5060ti quad-chads - vllm (the reluctant arc) - pp and tg talk

Posted by see_spot_ruminate@reddit | LocalLLaMA | View on Reddit | 16 comments

Okay, so I have this quad 5060ti setup and for forever I have had people nagging me to try vllm. I thought it was too complicated, like varsity golf or putting on both legs of pants at the same time. Turns out, it was just laziness.

tl;dr

pp on a prompt (car racing game in browser that had way too much detail to the point it was slowing down my browser) of >10k tokens = Avg prompt throughput: 1444.9 tokens/s

tg follow up (to make a car racing game in my browser not have 1 frame per second) = Avg generation throughput: 47.4 tokens/s

Avg draft acceptance = Avg Draft acceptance rate: 70.4% to Avg Draft acceptance rate: 97.6%

Now this is from the logs (journalctl -f -u vllm.service), and I have found it hard to just grab the end pp and tg like I am used to with llamacpp.
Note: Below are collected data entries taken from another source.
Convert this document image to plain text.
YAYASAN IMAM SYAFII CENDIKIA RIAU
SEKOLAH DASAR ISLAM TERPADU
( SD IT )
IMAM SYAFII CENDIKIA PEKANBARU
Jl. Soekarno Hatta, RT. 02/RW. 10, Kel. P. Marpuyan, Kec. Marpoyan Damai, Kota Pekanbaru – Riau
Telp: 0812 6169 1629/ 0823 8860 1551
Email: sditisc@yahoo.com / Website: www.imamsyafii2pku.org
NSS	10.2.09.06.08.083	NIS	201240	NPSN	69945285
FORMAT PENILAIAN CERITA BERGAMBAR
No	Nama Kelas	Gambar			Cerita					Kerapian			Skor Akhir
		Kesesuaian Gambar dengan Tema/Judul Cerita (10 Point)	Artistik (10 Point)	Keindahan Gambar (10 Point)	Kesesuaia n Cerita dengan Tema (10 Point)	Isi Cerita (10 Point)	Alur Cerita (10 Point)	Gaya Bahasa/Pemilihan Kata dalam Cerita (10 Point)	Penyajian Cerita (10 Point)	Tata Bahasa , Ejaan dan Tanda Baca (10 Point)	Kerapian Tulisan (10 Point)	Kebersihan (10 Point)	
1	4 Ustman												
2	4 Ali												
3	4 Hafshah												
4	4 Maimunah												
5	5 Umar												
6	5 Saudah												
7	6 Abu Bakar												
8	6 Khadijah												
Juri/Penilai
If you know a different way, then I am all ears.

Okay, so it was actually fairly easy in the end to get vllm to work. Here are the steps I took on my linux server.

  1. mkdir vllm

  2. uv venv

  3. uv pip install vllm --torch-backend=auto --extra-index-url https://wheels.vllm.ai/nightly

  4. cd vllm && source .venv/bin/activate

  5. vllm serve Qwen/Qwen3.6-27B-FP8 \

    --tensor-parallel-size 4 \

    --max-model-len 262144 \

    --reasoning-parser qwen3 \

    --speculative-config '{"method":"qwen3_next_mtp","num_speculative_tokens":2}' \

    --host 0.0.0.0 --port 9999 \

    --quantization="fp8" \

    --max-num-seqs 2 \

    --enable-prefix-caching \

    --enable-auto-tool-choice \

    --tool-call-parser qwen3_coder \

    --language-model-only

  6. profit.

I also then just set it up as a systemd service that I can control easier and then monitor the log output at will. I guess I am just making this so others can learn from my laziness and/or scold me for my sloth.